On retrouve le liseré rouge qui entoure la cavité. Celle-ci est remplie de cristaux de quartz, ces petits pointements blancs transparents. On voit des petits points rouges également, c’est quoi?

Allons voir de plus près

Ohhh on voit les cristaux de quartz, et des petites billes rouges dans ces cristaux, On dirait des petits ballons crevés… Certains de ces ballons sont complètement inclus dans le quartz et restent entiers, comment ça se fait?

Pour bien comprendre regardons du plus près possible

Voilà le quartz, qui est un minéral, a poussé dans la cavité cerclée de rouge. Au cours de sa croissance il a englobé de petites billes de cette matière rouge qui constitue le liseré marquant la cavité.
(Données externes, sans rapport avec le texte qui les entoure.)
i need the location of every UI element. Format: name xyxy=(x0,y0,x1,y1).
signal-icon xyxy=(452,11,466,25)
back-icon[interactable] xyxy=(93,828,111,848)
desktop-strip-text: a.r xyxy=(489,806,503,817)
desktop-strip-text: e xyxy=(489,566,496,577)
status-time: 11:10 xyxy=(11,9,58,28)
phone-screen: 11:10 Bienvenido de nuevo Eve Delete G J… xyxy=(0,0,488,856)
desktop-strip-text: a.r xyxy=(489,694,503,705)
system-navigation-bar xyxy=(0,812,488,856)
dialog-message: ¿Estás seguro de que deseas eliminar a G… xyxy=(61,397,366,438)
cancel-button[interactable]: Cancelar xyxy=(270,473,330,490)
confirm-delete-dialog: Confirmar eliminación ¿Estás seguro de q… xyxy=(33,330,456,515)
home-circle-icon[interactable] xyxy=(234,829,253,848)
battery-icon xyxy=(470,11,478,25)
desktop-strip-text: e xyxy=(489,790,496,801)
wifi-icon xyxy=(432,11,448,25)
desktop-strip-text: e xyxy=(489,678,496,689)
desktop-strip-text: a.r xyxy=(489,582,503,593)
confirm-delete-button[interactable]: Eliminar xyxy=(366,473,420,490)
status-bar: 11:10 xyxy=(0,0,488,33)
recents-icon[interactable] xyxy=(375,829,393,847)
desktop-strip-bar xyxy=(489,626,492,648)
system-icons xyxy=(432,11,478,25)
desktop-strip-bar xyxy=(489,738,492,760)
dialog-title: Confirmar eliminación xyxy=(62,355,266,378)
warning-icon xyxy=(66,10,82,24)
Plus que de billes il serait mieux de parler de bulles. Certaines sont totalement englobées dans le quartz, d’autres partiellement. Celles qui ne sont pas totalement incluses ont perdu toute la partie située hors du cristal de quartz.

Alors l’histoire de tout cela?

Les cailloux que nous observons sont des lithophyses qu’on peut trouver dans l’Esterel, ce petit massif volcanique entre Mandelieu et Saint-Raphaël. Et oui ce sont bien les restes de volcans, en fait les restes de coulées de laves issus de volcans, le tout formant ce célèbre massif aux couleurs rouges (tient on parle beaucoup de rouge…).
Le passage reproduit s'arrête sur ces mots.